Despite the struggle of European countries to control their debts, the European Central Bank increased their interest rate by 25%. This is for the purpose of fighting the escalating inflation. Many are questioning whether or not this will soon affect the United States.

If interest rates do go up, they may affect mortgage rates and any interest rates on loans. If interest rates do go up, then you may also see a negative effect on anyone who is trying to get loan approval with bad credit.

After Portugal requested for an international bailout, ECB increased its refinancing rate from 1% to 1.25%. This move shows the problem of the central bank to establish one monetary policy for a region consisting of 17 economies.

Portugal is joining Greece and Ireland in asking for a rescue package. Spain is facing challenges with a high unemployment rate of 20%. On the contrary, Germany is not feeling the struggle of the other countries because of their economic growth, strengthened exports and increasing employment rate.

According to ECB’s president Jean-Claude Trichet, controlling inflation is beneficial for all its member countries including those experiencing financial challenges. The bailout agreement requires that the struggling countries must fix their government funds and find ways to improve their economies.

The increase in interest rates is not final according to Trichet. Its further increase or decrease will be based on the inflation rate in order to stabilize price changes.
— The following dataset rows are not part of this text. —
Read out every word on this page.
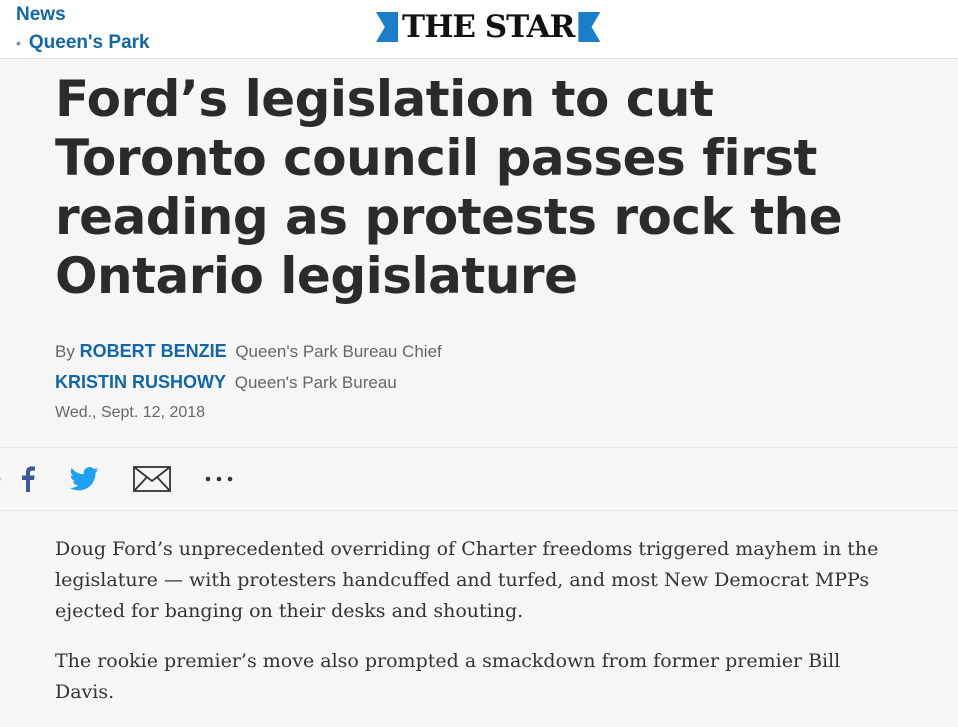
News
• Queen's Park	THE STAR
Ford’s legislation to cut Toronto council passes first reading as protests rock the Ontario legislature
By ROBERT BENZIE Queen's Park Bureau Chief
KRISTIN RUSHOWY Queen's Park Bureau
Wed., Sept. 12, 2018

Doug Ford’s unprecedented overriding of Charter freedoms triggered mayhem in the legislature — with protesters handcuffed and turfed, and most New Democrat MPPs ejected for banging on their desks and shouting.

The rookie premier’s move also prompted a smackdown from former premier Bill Davis.
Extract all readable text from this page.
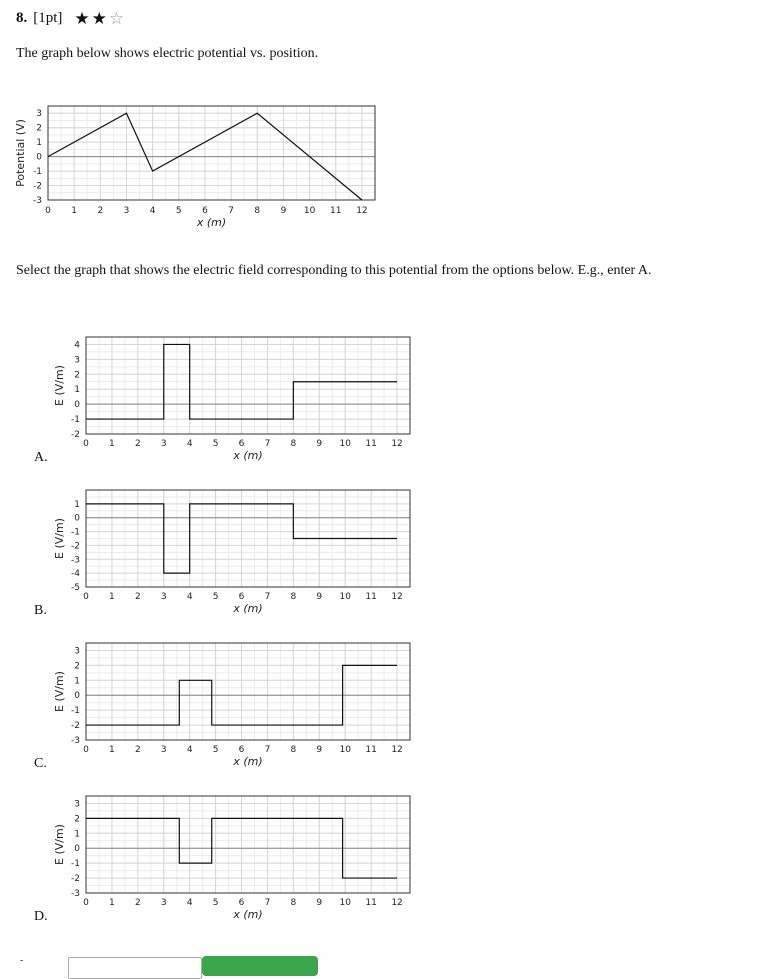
8. [1pt] ★ ★ ☆
The graph below shows electric potential vs. position.
0 1 2 3 4 5 6 7 8 9 10 11 12
3
2
1
0
-1
-2
-3
x (m)
Potential (V)
Select the graph that shows the electric field corresponding to this potential from the options below. E.g., enter A.
0 1 2 3 4 5 6 7 8 9 10 11 12
4
3
2
1
0
-1
-2
x (m)
E (V/m)
A.
0 1 2 3 4 5 6 7 8 9 10 11 12
1
0
-1
-2
-3
-4
-5
x (m)
E (V/m)
B.
0 1 2 3 4 5 6 7 8 9 10 11 12
3
2
1
0
-1
-2
-3
x (m)
E (V/m)
C.
0 1 2 3 4 5 6 7 8 9 10 11 12
3
2
1
0
-1
-2
-3
x (m)
E (V/m)
D.
-
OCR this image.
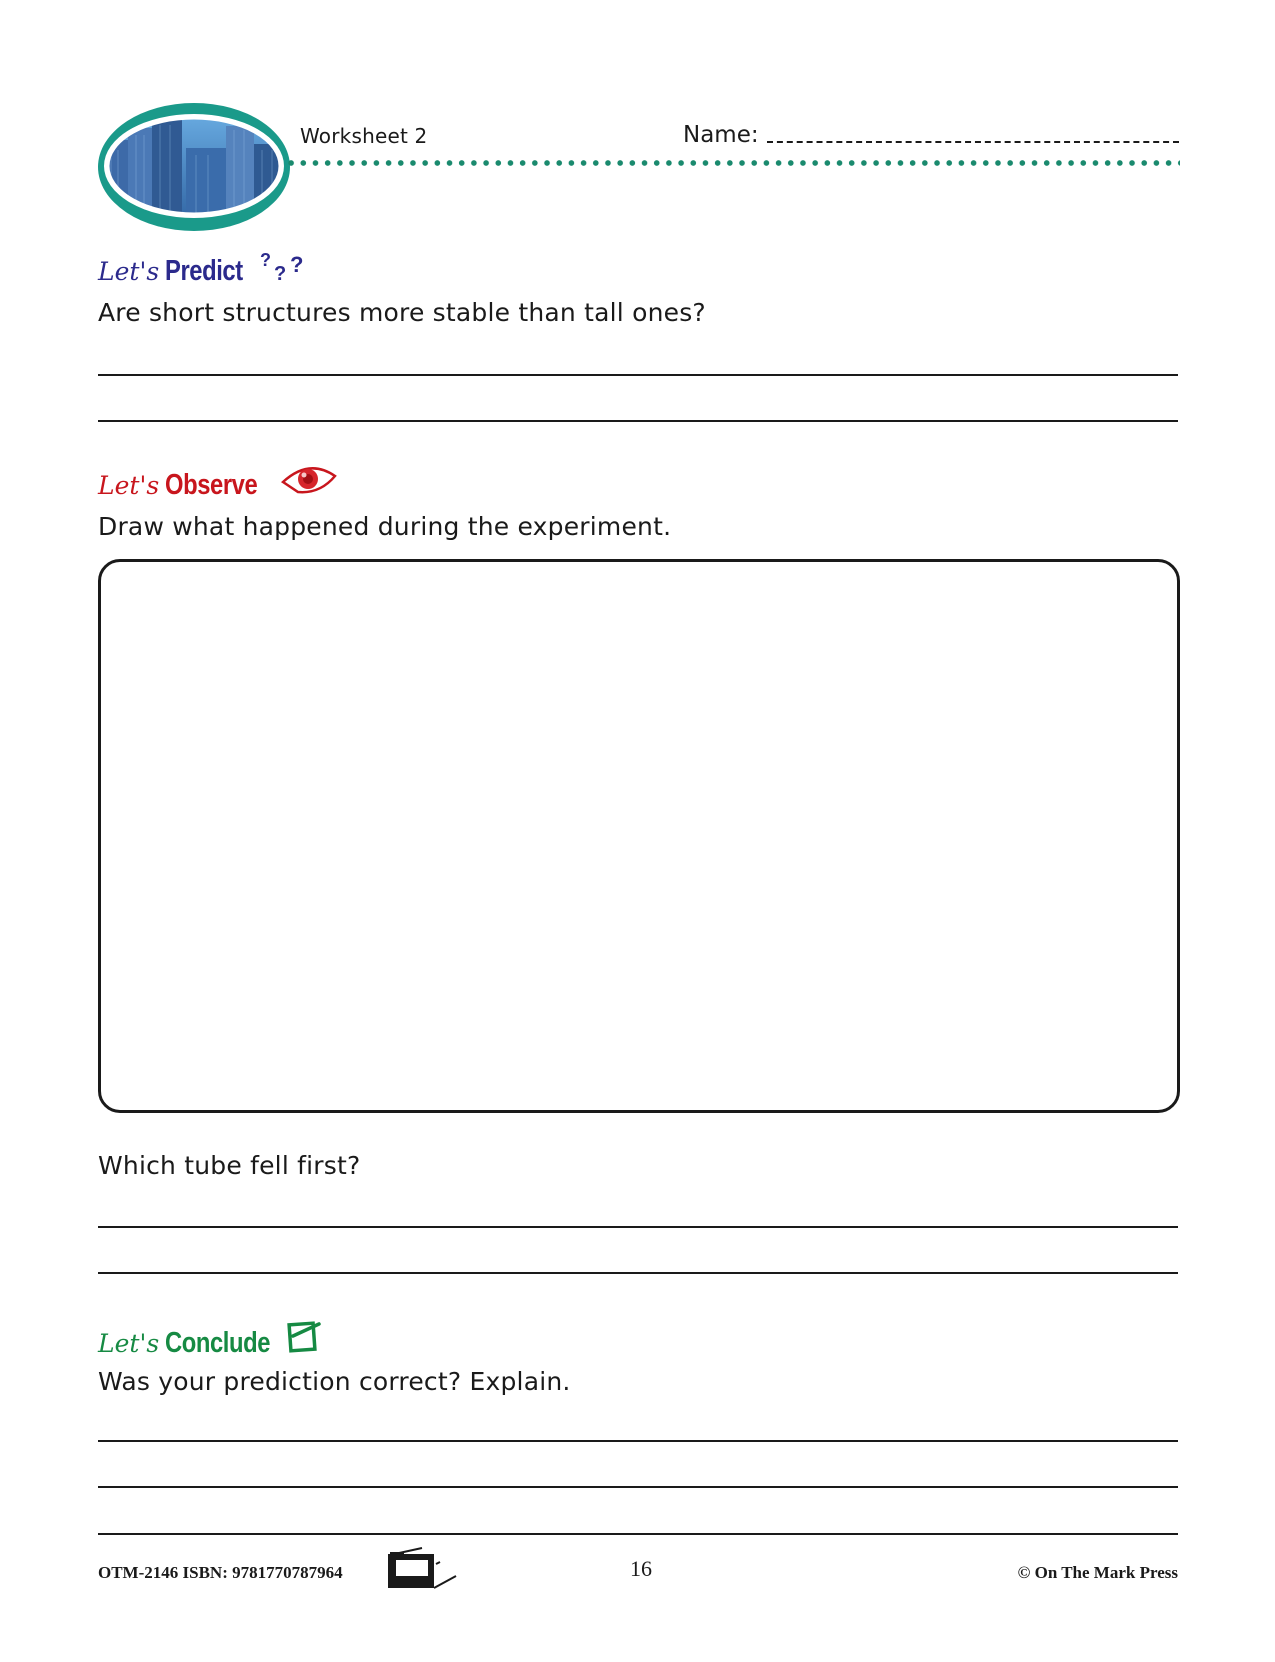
Worksheet 2	Name:
Let's Predict ?
? ?
Are short structures more stable than tall ones?
Let's Observe
Draw what happened during the experiment.
Which tube fell first?
Let's Conclude
Was your prediction correct? Explain.
OTM-2146 ISBN: 9781770787964	16	© On The Mark Press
ECB is worried that inflation rate may remain at its high level of 2.6%. This rate began in March and is far from the bank’s goal of a maximum of 2%. According to critics, increased inflation is caused by the rise in oil and food prices. These are factors that ECB’s policies cannot control because it is external to them. Trichet further added that the ECB is taking pre-cautionary measures to control the increasing prices from affecting wages and price increases.

ECB is tightening their monetary policies even if this puts more pressure on consumers struggling with mortgages in the collapsing real estate market. Many people tend to compare this with the U.S Federal Reserve’s policies and say that the U.S’ policies are more flexible. But, ECB is treading a different path than the U.S Federal Reserve. Unlike ECB, the U.S. Reserve has not yet shown any signs of increasing their rates from the current 0 to 0.25%.